I just want to say that all the other “talk” that you mention is all there for a reason. They have a lot of tips that are helpful even when you are starting a new community site from scratch – and they do already deal with exactly some of the challenges that you mention here.
There are a couple of things:
- content is king
- try to model behaviour that you want to see — actively engage with anyone who posts on your site
- it takes time for people to form a habit to regularly check your site
The best resources are these blog posts especially:
Content is king & Model the behaviour you want to see
Discourse encourages you to launch with a few topics and posts (I think around 5 topics and 30 posts)
Aside from videos — which do sound informative but can take longer to watch — there also has to be replies and posts which people can respond to.
If you have other 1-3 contacts who are also interested in the same things you are for your site, it might be helpful to invite them to your site. So they can also make posts and have conversations with each other on the site, which encourages others to do the same, rather than it just being a video commenting site.
You can see more tips here from the first blog post:
Build some interesting discussions to launch with
- What comes up often in your internal emails? Are there common themes that tend to come up again and again with your fans, customers, users, patrons, teammates, coworkers, subscribers? Try moving those discussions out of private email silos into your public (or private) discussion area.
- If you find an interesting article on the web you want to discuss, quickly start a new topic by pasting a link into the topic title. Try it!
- Have some open-ended getting to know you topics for people to share their opinions, experiences, stories, or pictures. An “introduce yourself” topic is always fun, and you should go first!

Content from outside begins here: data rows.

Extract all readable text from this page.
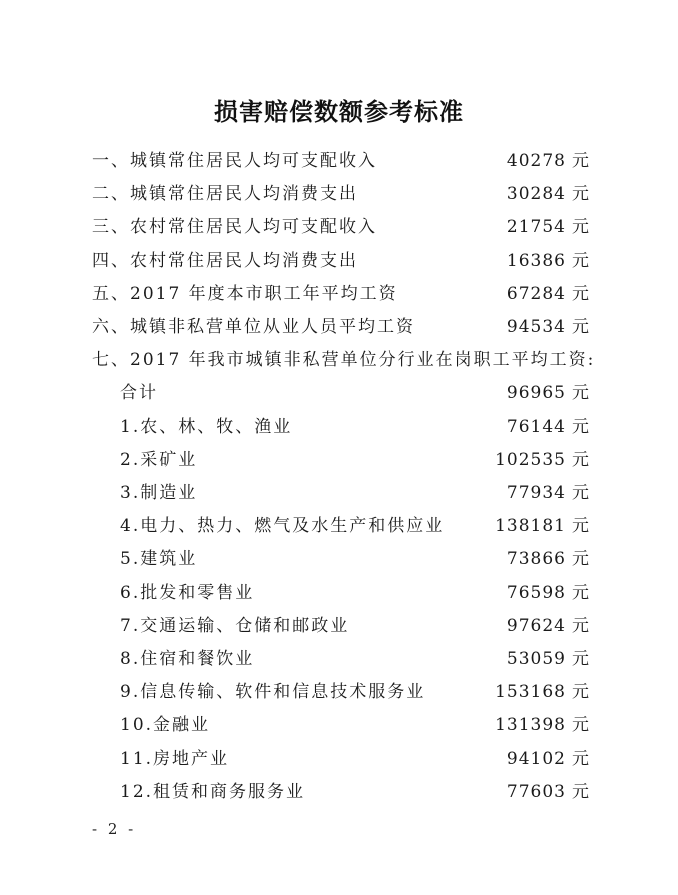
损害赔偿数额参考标准
一、城镇常住居民人均可支配收入	40278 元
二、城镇常住居民人均消费支出	30284 元
三、农村常住居民人均可支配收入	21754 元
四、农村常住居民人均消费支出	16386 元
五、2017 年度本市职工年平均工资	67284 元
六、城镇非私营单位从业人员平均工资	94534 元
七、2017 年我市城镇非私营单位分行业在岗职工平均工资:
合计	96965 元
1.农、林、牧、渔业	76144 元
2.采矿业	102535 元
3.制造业	77934 元
4.电力、热力、燃气及水生产和供应业	138181 元
5.建筑业	73866 元
6.批发和零售业	76598 元
7.交通运输、仓储和邮政业	97624 元
8.住宿和餐饮业	53059 元
9.信息传输、软件和信息技术服务业	153168 元
10.金融业	131398 元
11.房地产业	94102 元
12.租赁和商务服务业	77603 元
- 2 -
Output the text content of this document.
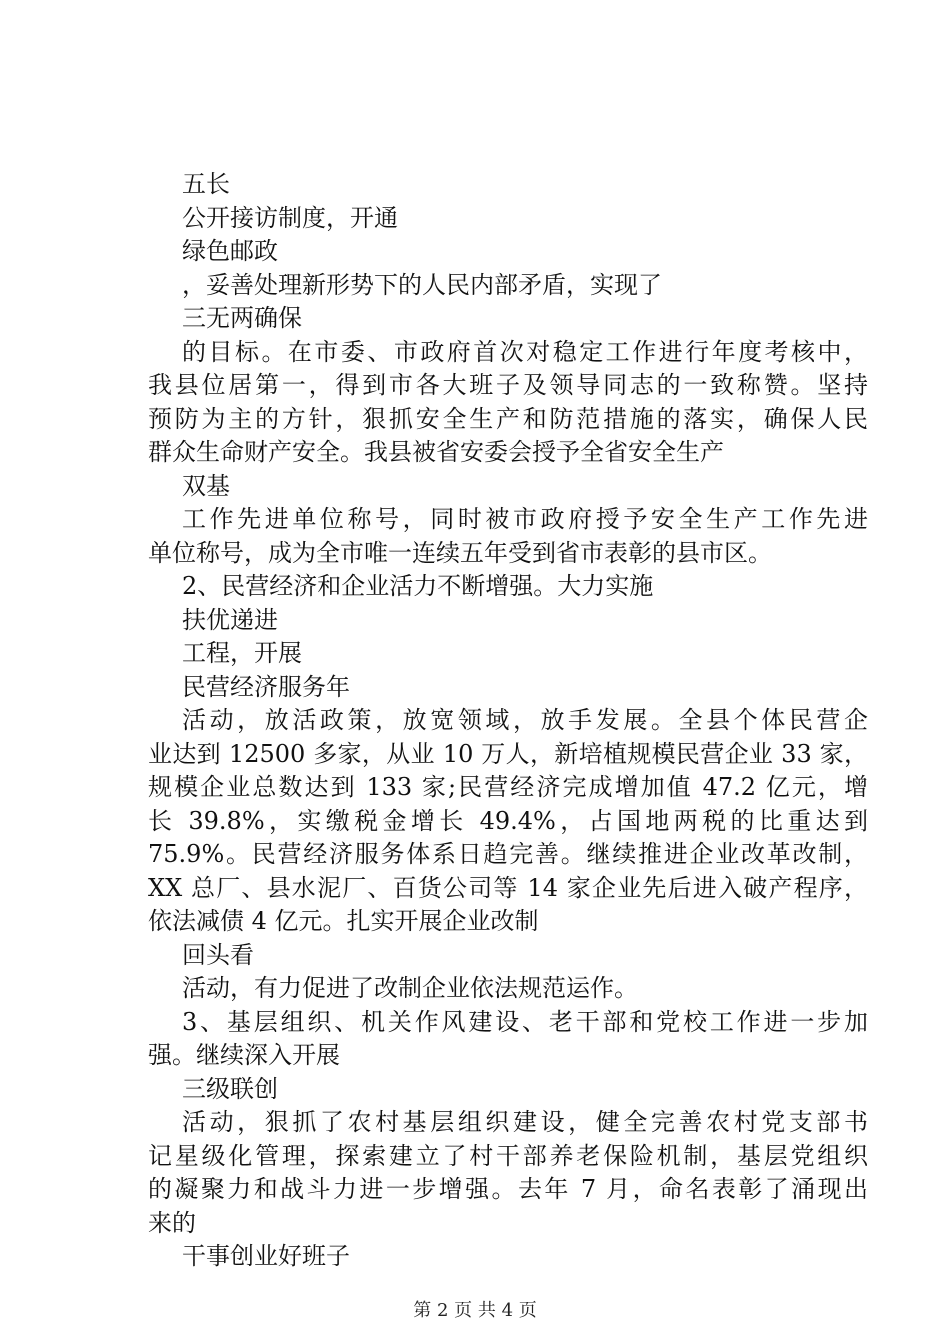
五长
公开接访制度，开通
绿色邮政
，妥善处理新形势下的人民内部矛盾，实现了
三无两确保
的目标。在市委、市政府首次对稳定工作进行年度考核中，
我县位居第一，得到市各大班子及领导同志的一致称赞。坚持
预防为主的方针，狠抓安全生产和防范措施的落实，确保人民
群众生命财产安全。我县被省安委会授予全省安全生产
双基
工作先进单位称号，同时被市政府授予安全生产工作先进
单位称号，成为全市唯一连续五年受到省市表彰的县市区。
2、民营经济和企业活力不断增强。大力实施
扶优递进
工程，开展
民营经济服务年
活动，放活政策，放宽领域，放手发展。全县个体民营企
业达到 12500 多家，从业 10 万人，新培植规模民营企业 33 家，
规模企业总数达到 133 家;民营经济完成增加值 47.2 亿元，增
长 39.8%，实缴税金增长 49.4%，占国地两税的比重达到
75.9%。民营经济服务体系日趋完善。继续推进企业改革改制，
XX 总厂、县水泥厂、百货公司等 14 家企业先后进入破产程序，
依法减债 4 亿元。扎实开展企业改制
回头看
活动，有力促进了改制企业依法规范运作。
3、基层组织、机关作风建设、老干部和党校工作进一步加
强。继续深入开展
三级联创
活动，狠抓了农村基层组织建设，健全完善农村党支部书
记星级化管理，探索建立了村干部养老保险机制，基层党组织
的凝聚力和战斗力进一步增强。去年 7 月，命名表彰了涌现出
来的
干事创业好班子
第 2 页 共 4 页
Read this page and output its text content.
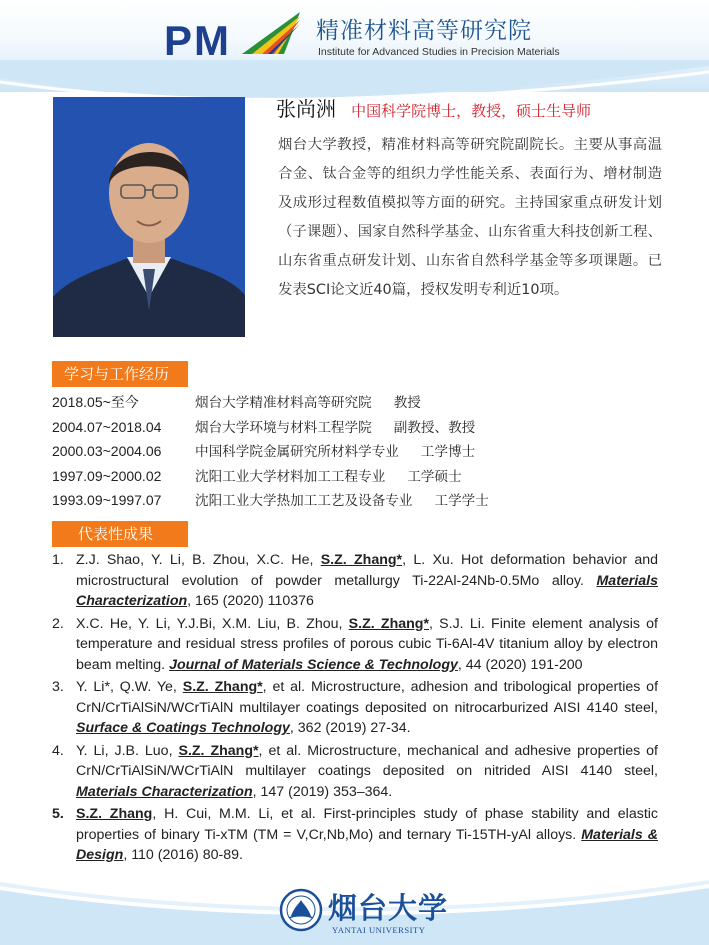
PM	精准材料高等研究院
Institute for Advanced Studies in Precision Materials
张尚洲 中国科学院博士，教授，硕士生导师
烟台大学教授，精准材料高等研究院副院长。主要从事高温合金、钛合金等的组织力学性能关系、表面行为、增材制造及成形过程数值模拟等方面的研究。主持国家重点研发计划（子课题）、国家自然科学基金、山东省重大科技创新工程、山东省重点研发计划、山东省自然科学基金等多项课题。已发表SCI论文近40篇，授权发明专利近10项。
学习与工作经历
2018.05~至今	烟台大学精准材料高等研究院 教授
2004.07~2018.04 烟台大学环境与材料工程学院 副教授、教授
2000.03~2004.06 中国科学院金属研究所材料学专业 工学博士
1997.09~2000.02 沈阳工业大学材料加工工程专业 工学硕士
1993.09~1997.07 沈阳工业大学热加工工艺及设备专业 工学学士
代表性成果
1. Z.J. Shao, Y. Li, B. Zhou, X.C. He, S.Z. Zhang*, L. Xu. Hot deformation behavior and microstructural evolution of powder metallurgy Ti-22Al-24Nb-0.5Mo alloy. Materials Characterization, 165 (2020) 110376
2. X.C. He, Y. Li, Y.J.Bi, X.M. Liu, B. Zhou, S.Z. Zhang*, S.J. Li. Finite element analysis of temperature and residual stress profiles of porous cubic Ti-6Al-4V titanium alloy by electron beam melting. Journal of Materials Science & Technology, 44 (2020) 191-200
3. Y. Li*, Q.W. Ye, S.Z. Zhang*, et al. Microstructure, adhesion and tribological properties of CrN/CrTiAlSiN/WCrTiAlN multilayer coatings deposited on nitrocarburized AISI 4140 steel, Surface & Coatings Technology, 362 (2019) 27-34.
4. Y. Li, J.B. Luo, S.Z. Zhang*, et al. Microstructure, mechanical and adhesive properties of CrN/CrTiAlSiN/WCrTiAlN multilayer coatings deposited on nitrided AISI 4140 steel, Materials Characterization, 147 (2019) 353–364.
5. S.Z. Zhang, H. Cui, M.M. Li, et al. First-principles study of phase stability and elastic properties of binary Ti-xTM (TM = V,Cr,Nb,Mo) and ternary Ti-15TH-yAl alloys. Materials & Design, 110 (2016) 80-89.
烟台大学
YANTAI UNIVERSITY
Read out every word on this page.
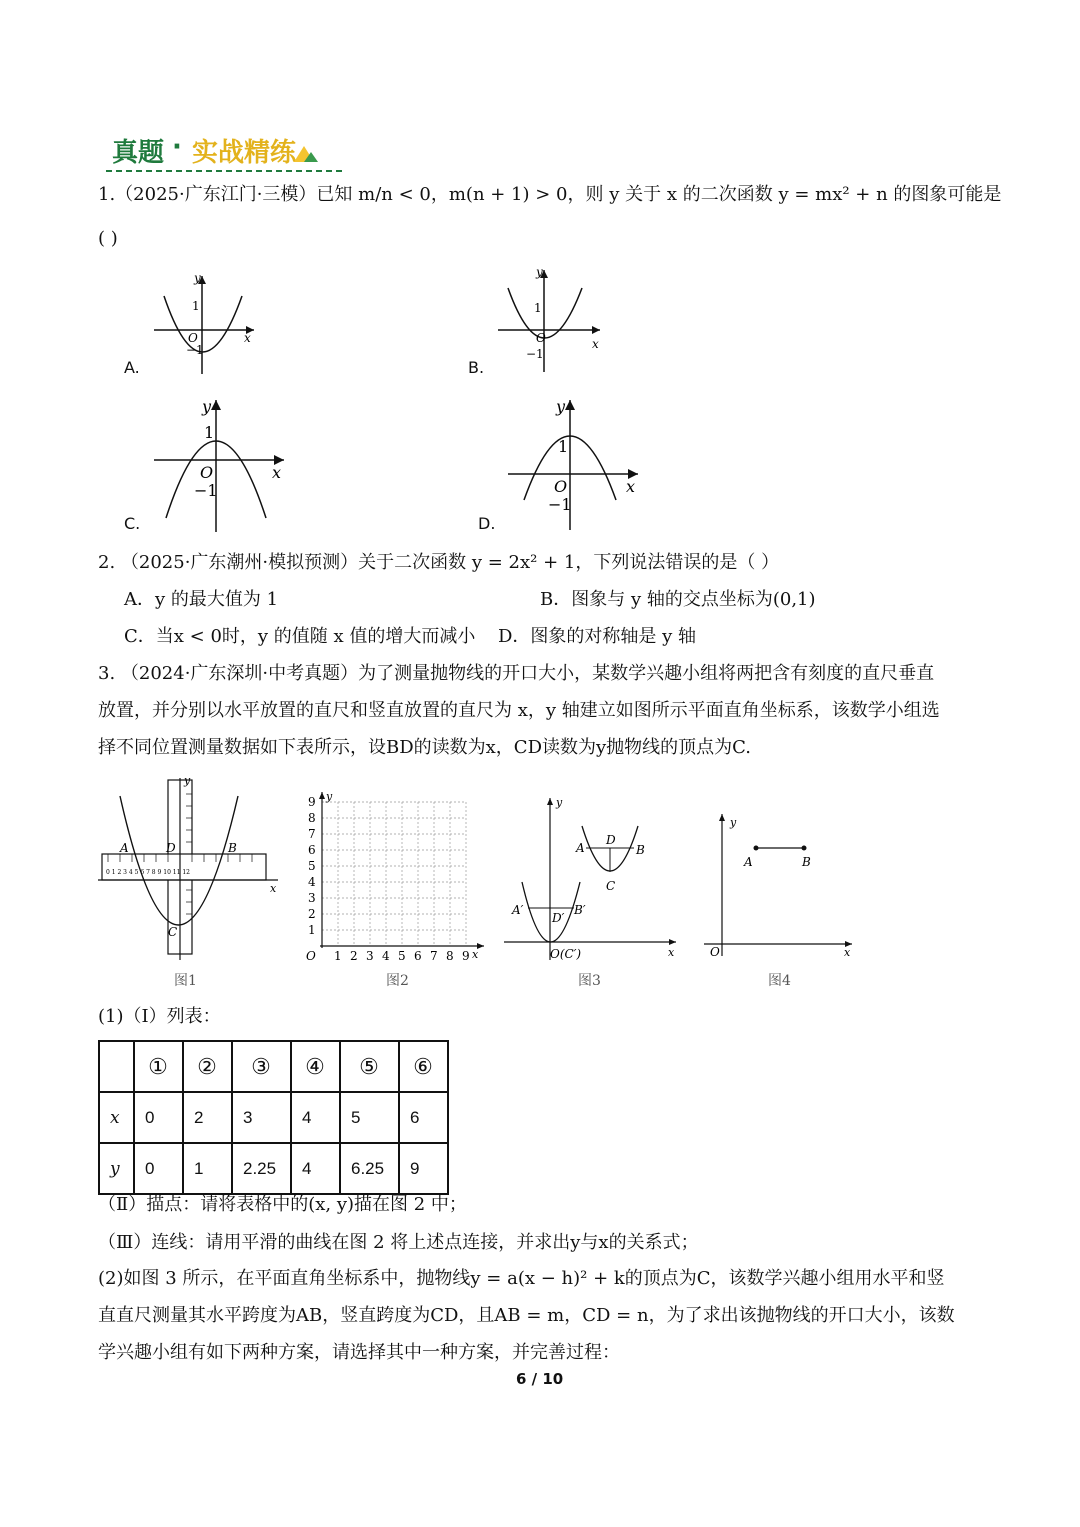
真题 · 实战精练
1.（2025·广东江门·三模）已知 m/n < 0，m(n + 1) > 0，则 y 关于 x 的二次函数 y = mx² + n 的图象可能是
( )
y
x
O
1
−1
A.
y
x
O
1
−1
B.
y
x
O
1
−1
C.
y
x
O
1
−1
D.
2. （2025·广东潮州·模拟预测）关于二次函数 y = 2x² + 1，下列说法错误的是（ ）
A．y 的最大值为 1	B．图象与 y 轴的交点坐标为(0,1)
C．当x < 0时，y 的值随 x 值的增大而减小 D．图象的对称轴是 y 轴
3. （2024·广东深圳·中考真题）为了测量抛物线的开口大小，某数学兴趣小组将两把含有刻度的直尺垂直
放置，并分别以水平放置的直尺和竖直放置的直尺为 x，y 轴建立如图所示平面直角坐标系，该数学小组选
择不同位置测量数据如下表所示，设BD的读数为x，CD读数为y抛物线的顶点为C.
A	B
D
C
y
x
0 1 2 3 4 5 6 7 8 9 10 11 12
图1
y
x
O
1
2
3
4
5
6
7
8
9
1 2 3 4 5 6 7 8 9
图2
y
x
A	B
D
C
A′	B′
D′
O(C′)
图3
y
x
O
A	B
图4
(1)（Ⅰ）列表：
	①	②	③	④	⑤	⑥
x	0	2	3	4	5	6
y	0	1	2.25	4	6.25	9
（Ⅱ）描点：请将表格中的(x, y)描在图 2 中；
（Ⅲ）连线：请用平滑的曲线在图 2 将上述点连接，并求出y与x的关系式；
(2)如图 3 所示，在平面直角坐标系中，抛物线y = a(x − h)² + k的顶点为C，该数学兴趣小组用水平和竖
直直尺测量其水平跨度为AB，竖直跨度为CD，且AB = m，CD = n，为了求出该抛物线的开口大小，该数
学兴趣小组有如下两种方案，请选择其中一种方案，并完善过程：
6 / 10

- Where have you seen interesting, thoughtful discussions recently? Can you bring the spirit of those discussions to your site? Imagine what a model user you would love to see on your site would do – and then try doing that yourself. Invite friends or coworkers to post example topics and reply to them so visitors can browse the existing conversations to discover what your community is about.
- Send personal invitations to your staff, power users, or friends, to log in early and reply to your initial topics to generate activity. Send one-click email invites via your Discourse invite page (it’s on your user profile page). You can also send bulk invites to many email addresses at once.
- Generously like any and every post you enjoy! What type of content gets liked is a major part of your community’s culture. Set an example by frequently liking posts in the early days of your forum. Seeing liked posts also encourages people to reciprocate in kind, and come back for more.
- Actively seek the help of power users and early adopters in your community. There’s a built in feedback category titled “site feedback” for discussing organization and governance. Let your most avid users have a say in what your community does, how the site works, and what your community becomes.
It takes time to form a habit
You mention “irrational resistance”
It takes time for people to adjust when moving from their existing sources of information and any other platforms they use frequently. People have talked about it extensively around here – whether the popular software of the day is Facebook, Twitter, Discord or you name it:
Also another part is the “empty restaurant” effect where if a site looks empty, new people won’t want to join.
From the second blog post:
I often describe Discourse as an interesting dinner party.
Think of categories as rooms, topics as tables, replies as conversations. Your goal, as the dinner party organizer, is to found your own successful restaurant with Discourse, a place where the entertaining dinner party never stops.
The worst thing you can do is open with a blank site. That’s like trying to get people to sit down at an empty restaurant!
To combat that:
Those initial topics are critical:
- To further explain what your community is. The topics you see on the front page right now? These are the kinds of conversations that happen here. This is what we tend to generally talk about. This is what our community is.
- To provide examples of the sort of content you want. To let everyone know that yes, topics like these are welcome on our site. Create more discussions like these!
- To invite participation. Have some getting to know you topics for people to share about themselves, and some topics that are open ended and encourage replying with opinions, stories, or pictures.
Recruit friends, recruit colleagues, recruit power users, do whatever it takes to build out an initial solid base of content. Send out invites! You can’t launch your community without it.
Who’s here?
Leadership comes from the top. The presence of staff speaks volumes about whether your community is alive and thriving. Don’t just say you believe in this community, demonstrate that through your personal participation and enthusiasm. Lead by example. Reply to questions people have, help your community learn the ropes, gently guide and shape the community as you go.
If you are lucky enough to have celebrities on your staff, or in your community, take advantage of that! When someone notable – the owner, the sponsor, the founders, the developers, the artist, the author, the MVP – pops in and responds, that is a huge draw. It says this community is important because it’s on the radar of cool, interesting, busy people too! Even a little participation by celebrities goes a long way, so try to schedule that.
Half of any community is showing up regularly. There’s no substitute for simply being there, each day, every day. Welcome and respond to new users as they arrive. Listen to their feedback. Encourage everyone else to do the same over a period of months and soon you’ll have a core of regulars that form the heart of your community – maybe even a few members so engaged they could eventually become community moderators.
Imagine a restaurant with a bustling, visible, helpful staff, where the owner periodically checks in from table to table to make sure everyone is having a good experience. That’s the kind of place that, over time, earns repeat customers … maybe even fans.